Il y a des profils de films qui, même quand vous vous en défendez, vous font un peu plus peur que d’autres. Il y a une expression, un peu galvaudée depuis le temps, sous laquelle on les regroupe souvent : l’appellation “film de festival”. Ces films longs comme un jour sans pain, chiants comme un été sans soleil qui portent des “sujets forts” traités avec pompe ou misérabilisme. Le pitch de Gente de Bien, coproduction franco-colombienne (la réalisateur Franco Lolli est un ancien étudiant de la Fémis) présentée à la Semaine de la Critique, fait partie de ces idées de scénario qui portent quelque peu les atours du film de festival. Un jeune garçon de dix ans doit apprendre à vivre seul avec son père, un homme qu’il ne connaît quasiment pas et confronté à la misère de la société colombienne pauvre.
Incommunicabilité entre les êtres, enfant confronté aux drames du monde des grands, chronique de la misère sociale… en apparence, la barque de Gente de Bien a l’air assez chargée. Au moins Gente de Bien choisit-il de prendre un léger contre-pied en s’orientant vers la légèreté et la lumière. Comme son titre l’annonce, le film met en scène des personnages dans l’ensemble bons, ou du moins qui s’efforcent de l’être. Le père du jeune Bryan, interprété par Carlos Fernando Perez, sorte de fusion de Sixto Rodriguez et Eric Elmosnino, est un homme digne, souvent trop fier pour s’abaisser à tout et n’importe quoi et obsédé par la perspective d’offrir une bonne vie à son fils. Il travaille dans la maison d’une famille bourgeoise, où il retape des meubles. Sa propriétaire, généreuse, se prend d’affection pour lui et pour son fils et essaie de tout faire pour les aider, quitte à parfois à trop en faire inconsciemment. Quant au petit Bryan, son apparence dure voire vulgaire (il s’adonne à plusieurs reprises à de longues tirades d’insultes, rares accès de violence dans un film dans l’ensemble très doux) se fissure rapidement pour laisser entrevoir la fierté blessé d’un enfant qui a un peu honte de sa situation.

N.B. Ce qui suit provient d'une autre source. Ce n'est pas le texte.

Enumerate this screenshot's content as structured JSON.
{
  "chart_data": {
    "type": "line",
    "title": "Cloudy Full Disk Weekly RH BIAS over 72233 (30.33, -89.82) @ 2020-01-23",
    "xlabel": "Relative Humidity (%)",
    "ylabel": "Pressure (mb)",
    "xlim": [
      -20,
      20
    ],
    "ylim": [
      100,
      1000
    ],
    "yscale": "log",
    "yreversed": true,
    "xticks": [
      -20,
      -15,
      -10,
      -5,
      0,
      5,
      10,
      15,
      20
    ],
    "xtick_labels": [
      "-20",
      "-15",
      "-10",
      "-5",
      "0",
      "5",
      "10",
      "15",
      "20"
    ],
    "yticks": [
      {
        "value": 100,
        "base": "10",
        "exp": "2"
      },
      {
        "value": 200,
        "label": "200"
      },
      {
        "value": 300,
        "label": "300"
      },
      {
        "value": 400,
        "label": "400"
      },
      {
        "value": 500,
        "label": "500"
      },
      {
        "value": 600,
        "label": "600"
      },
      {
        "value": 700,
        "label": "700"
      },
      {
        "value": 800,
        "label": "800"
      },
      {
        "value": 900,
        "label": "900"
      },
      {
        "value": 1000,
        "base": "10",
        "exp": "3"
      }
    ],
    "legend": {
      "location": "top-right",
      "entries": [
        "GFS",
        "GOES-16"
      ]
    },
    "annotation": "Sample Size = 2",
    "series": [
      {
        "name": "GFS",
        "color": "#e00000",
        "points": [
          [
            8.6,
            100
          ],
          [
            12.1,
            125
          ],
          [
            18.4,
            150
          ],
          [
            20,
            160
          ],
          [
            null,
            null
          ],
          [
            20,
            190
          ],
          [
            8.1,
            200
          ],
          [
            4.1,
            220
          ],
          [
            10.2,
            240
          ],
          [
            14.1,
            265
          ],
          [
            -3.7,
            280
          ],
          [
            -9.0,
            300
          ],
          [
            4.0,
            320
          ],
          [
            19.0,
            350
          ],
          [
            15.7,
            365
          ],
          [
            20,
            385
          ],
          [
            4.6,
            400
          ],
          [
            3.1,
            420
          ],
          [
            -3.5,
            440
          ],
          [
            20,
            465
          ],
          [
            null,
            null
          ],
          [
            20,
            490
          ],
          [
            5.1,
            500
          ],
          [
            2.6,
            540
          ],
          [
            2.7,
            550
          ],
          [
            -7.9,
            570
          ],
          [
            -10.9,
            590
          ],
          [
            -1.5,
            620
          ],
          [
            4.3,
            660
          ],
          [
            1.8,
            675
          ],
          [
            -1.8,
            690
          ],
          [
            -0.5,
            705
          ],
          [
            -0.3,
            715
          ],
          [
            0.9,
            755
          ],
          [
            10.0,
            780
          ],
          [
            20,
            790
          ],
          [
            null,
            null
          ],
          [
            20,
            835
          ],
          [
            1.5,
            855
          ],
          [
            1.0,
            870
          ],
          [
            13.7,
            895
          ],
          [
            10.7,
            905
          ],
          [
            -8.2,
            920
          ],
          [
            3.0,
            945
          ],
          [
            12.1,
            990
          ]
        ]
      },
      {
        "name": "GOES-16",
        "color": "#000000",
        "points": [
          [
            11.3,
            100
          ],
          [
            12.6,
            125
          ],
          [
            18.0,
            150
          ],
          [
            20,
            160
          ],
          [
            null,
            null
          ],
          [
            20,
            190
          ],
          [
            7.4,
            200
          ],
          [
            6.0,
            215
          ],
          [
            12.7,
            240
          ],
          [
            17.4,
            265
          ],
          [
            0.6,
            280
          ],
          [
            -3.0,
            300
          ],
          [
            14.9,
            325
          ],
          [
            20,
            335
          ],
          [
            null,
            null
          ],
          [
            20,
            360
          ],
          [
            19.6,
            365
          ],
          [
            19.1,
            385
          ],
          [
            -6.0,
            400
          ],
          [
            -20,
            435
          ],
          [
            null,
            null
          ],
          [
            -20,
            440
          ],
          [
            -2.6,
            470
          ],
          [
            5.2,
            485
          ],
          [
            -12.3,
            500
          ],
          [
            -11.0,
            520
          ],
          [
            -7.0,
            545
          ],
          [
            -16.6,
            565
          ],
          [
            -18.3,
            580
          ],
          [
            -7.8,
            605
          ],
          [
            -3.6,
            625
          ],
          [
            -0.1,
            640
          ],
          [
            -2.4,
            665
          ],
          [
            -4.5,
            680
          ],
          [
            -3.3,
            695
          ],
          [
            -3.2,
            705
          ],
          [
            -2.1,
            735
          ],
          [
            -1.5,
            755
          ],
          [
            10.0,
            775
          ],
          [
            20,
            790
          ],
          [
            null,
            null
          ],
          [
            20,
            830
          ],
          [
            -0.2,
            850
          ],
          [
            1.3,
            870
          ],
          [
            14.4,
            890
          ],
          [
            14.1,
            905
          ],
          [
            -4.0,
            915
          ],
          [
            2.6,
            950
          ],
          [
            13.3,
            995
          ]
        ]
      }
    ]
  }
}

Sans angélisme, le film illustre les irrémédiables différences de classes sociales qui existent dans chaque société. Peu importe la meilleure volonté de ceux qui essaient d’en briser les barrières, elles existent et perdurent, et la cohabitation entre les deux mondes est à terme impossible. Ce postulat réaliste et pessimiste n’empêche le film de louer la bonté de ses personnages sans aucun cynisme ni même de second degré. Le résultat est donc au final assez agréable et suscite une forme de sympathie bienveillante devant les intentions de Franco Lolli. Il n’empêche cependant qu’à force de rechercher constamment le bien, Gente de Bien se désincarne quelque peu pour n’être au final qu’un aimable petit film vite vu et vite oublié. Malgré toute la meilleure volonté du monde, on a du mal à rester passionné de bout en bout devant un film dont les enjeux s’effilochent peu à peu.
Gente de Bien est un film aimable, dont la simplicité plaisante permet une respiration festivalière toujours bienvenue. Harmonieux dans sa construction et honnête jusqu’au bout dans sa démarche empathique (la séquence finale, qu’on ne dévoilera pas, fait tout de même son petit effet), le film reste néanmoins un exercice mineur lorsqu’on le replace dans la sélection d’ensemble de la Semaine de la Critique. Pour un premier long-métrage, Franco Lolli pose des jalons intéressants qui méritent qu’on garde un œil sur ses futurs projets. Mais parfois comme le dit le dicton, le mieux est l’ennemi du bien.